Ist die Okki Nokki erstmal ausgepackt, fällt schnell auf, dass es zwei auswechselbare Plattenteller gibt. Der Kleine besitzt etwa die Größe eines Plattenlabels, der Große ist fast so groß wie eine LP. Tatsächlich haben beide Varianten einen Hintersinn: Man nutzt den großen Teller, wenn man etwas mehr mechanisch auf das Vinyl einwirken möchte. Dann lässt sich mit dem größeren Teller mehr Kraft aufwenden. Dafür aber liegt die Unterseite der Platte auf dem Teller, den man jedoch auch staubfrei und trocken halten muss – es ist also insgesamt mehr Arbeit aufzuwenden. Der kleine Teller hat mit Platte nur am Label Kontakt; die untere Seite der Schallplatte bleibt frei, dafür sollte man in diesem Fall mit der Bürste nicht zu fest drücken – was nach meiner Erfahrung aber ohnehin nicht notwendig ist. Aber gut: Mit der Okki Nokki hat man Wahl.
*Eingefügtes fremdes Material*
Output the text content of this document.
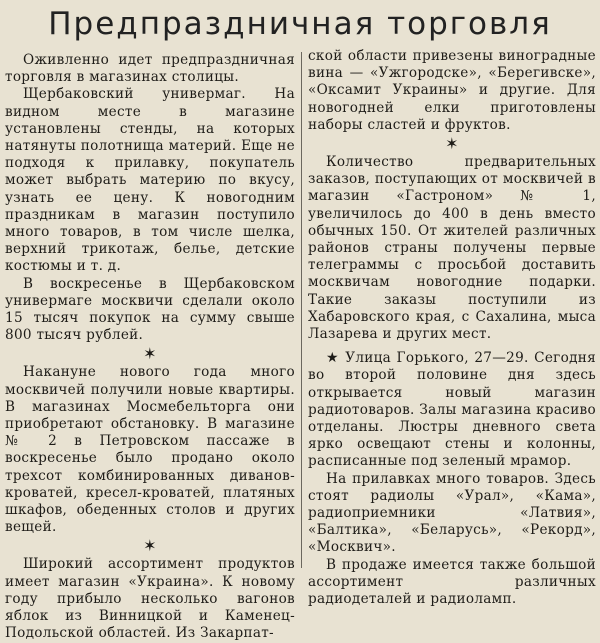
Предпраздничная торговля

Оживленно идет предпраздничная торговля в магазинах столицы.

Щербаковский универмаг. На видном месте в магазине установлены стенды, на которых натянуты полотнища материй. Еще не подходя к прилавку, покупатель может выбрать материю по вкусу, узнать ее цену. К новогодним праздникам в магазин поступило много товаров, в том числе шелка, верхний трикотаж, белье, детские костюмы и т. д.

В воскресенье в Щербаковском универмаге москвичи сделали около 15 тысяч покупок на сумму свыше 800 тысяч рублей.

✶

Накануне нового года много москвичей получили новые квартиры. В магазинах Мосмебельторга они приобретают обстановку. В магазине № 2 в Петровском пассаже в воскресенье было продано около трехсот комбинированных диванов-кроватей, кресел-кроватей, платяных шкафов, обеденных столов и других вещей.

✶

Широкий ассортимент продуктов имеет магазин «Украина». К новому году прибыло несколько вагонов яблок из Винницкой и Каменец-Подольской областей. Из Закарпат-

ской области привезены виноградные вина — «Ужгородске», «Берегивске», «Оксамит Украины» и другие. Для новогодней елки приготовлены наборы сластей и фруктов.

✶

Количество предварительных заказов, поступающих от москвичей в магазин «Гастроном» № 1, увеличилось до 400 в день вместо обычных 150. От жителей различных районов страны получены первые телеграммы с просьбой доставить москвичам новогодние подарки. Такие заказы поступили из Хабаровского края, с Сахалина, мыса Лазарева и других мест.

★ Улица Горького, 27—29. Сегодня во второй половине дня здесь открывается новый магазин радиотоваров. Залы магазина красиво отделаны. Люстры дневного света ярко освещают стены и колонны, расписанные под зеленый мрамор.

На прилавках много товаров. Здесь стоят радиолы «Урал», «Кама», радиоприемники «Латвия», «Балтика», «Беларусь», «Рекорд», «Москвич».

В продаже имеется также большой ассортимент различных радиодеталей и радиоламп.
Der konstruktive Knaller der One DV ist allerdings der Saugarm. Der wirkt im ersten Moment wie der anderer Hersteller, aber er verfügt über ein clever konstruiertes Hebelchen mit drei Raststufen: Ganz links für LPs, die Mittelstellung für Zwischenformate mit 9 oder 10 Zoll und ganz rechts rastet er für Singles ein. Mit dem Druck bzw. Zug des Hebels bewegt sich ein inneres Rohr im Saugarm, das dann den entsprechenden Teil des Saugschlitzes abdeckt. So wird sichergestellt, dass nur im Plattendurchmesser abgesaugt wird und kein nutzloser Nebenluftstrom die Saugleistung dort mindert, wo man sie benötigt. Echt pfiffig!
Der Saugarm sitzt scheinbar etwas schlabberig in seiner Führung – was sich aber in der Praxis als das genau richtige Maß an Flexibilität herausstellte, um auch wellige Scheiben zu trocknen. Der Saugarm reicht bei normgerechten Platten bis an die Auslaufrille und zwei tauschbare Samtlippen sorgen für gutes Gleiten und Abdichtung gleichermaßen.
Die Schraubklemme zum Fixieren der Scheiben hat eine umlaufende Gummilippe, die etwas größer ist als die meisten Labels und verfügt zudem über eine drehbar gelagerte Schraube. Diese greift, ohne zu hakeln, in das Gewinde der Achse und wirkt dank zweier Gummiringe sehr griffig – selbst bei feuchten Händen.
Die mitgelieferte Bürste wirkt schlicht, aber robust und bietet mit glatt geschnittenen Kunststoffborsten eine gute Verteilung des Reinigungsfluids. Wem sie zu schlicht ist, für den gibt es ja edlere Varianten wie die schon vorgestellte “Schallplattenreinigungsbürste” von Levin Design mit edlen Hölzern die Ziegen- oder Rosshaar fassen.
Das mitgelieferte Reiniger-Konzentrat (Inhalt: 50 ml) ist zum Mischen mit einem Liter destilliertem Wasser gedacht und funktioniert gut. Die Wirkung und Qualität der Reinigung ist mit anderen Fabrikaten vergleichbar. Leider hat das Fluid von Okki Nokki einen kleinen Anteil Alkohol, weshalb man es nicht für Schellack-Platten verwenden sollte.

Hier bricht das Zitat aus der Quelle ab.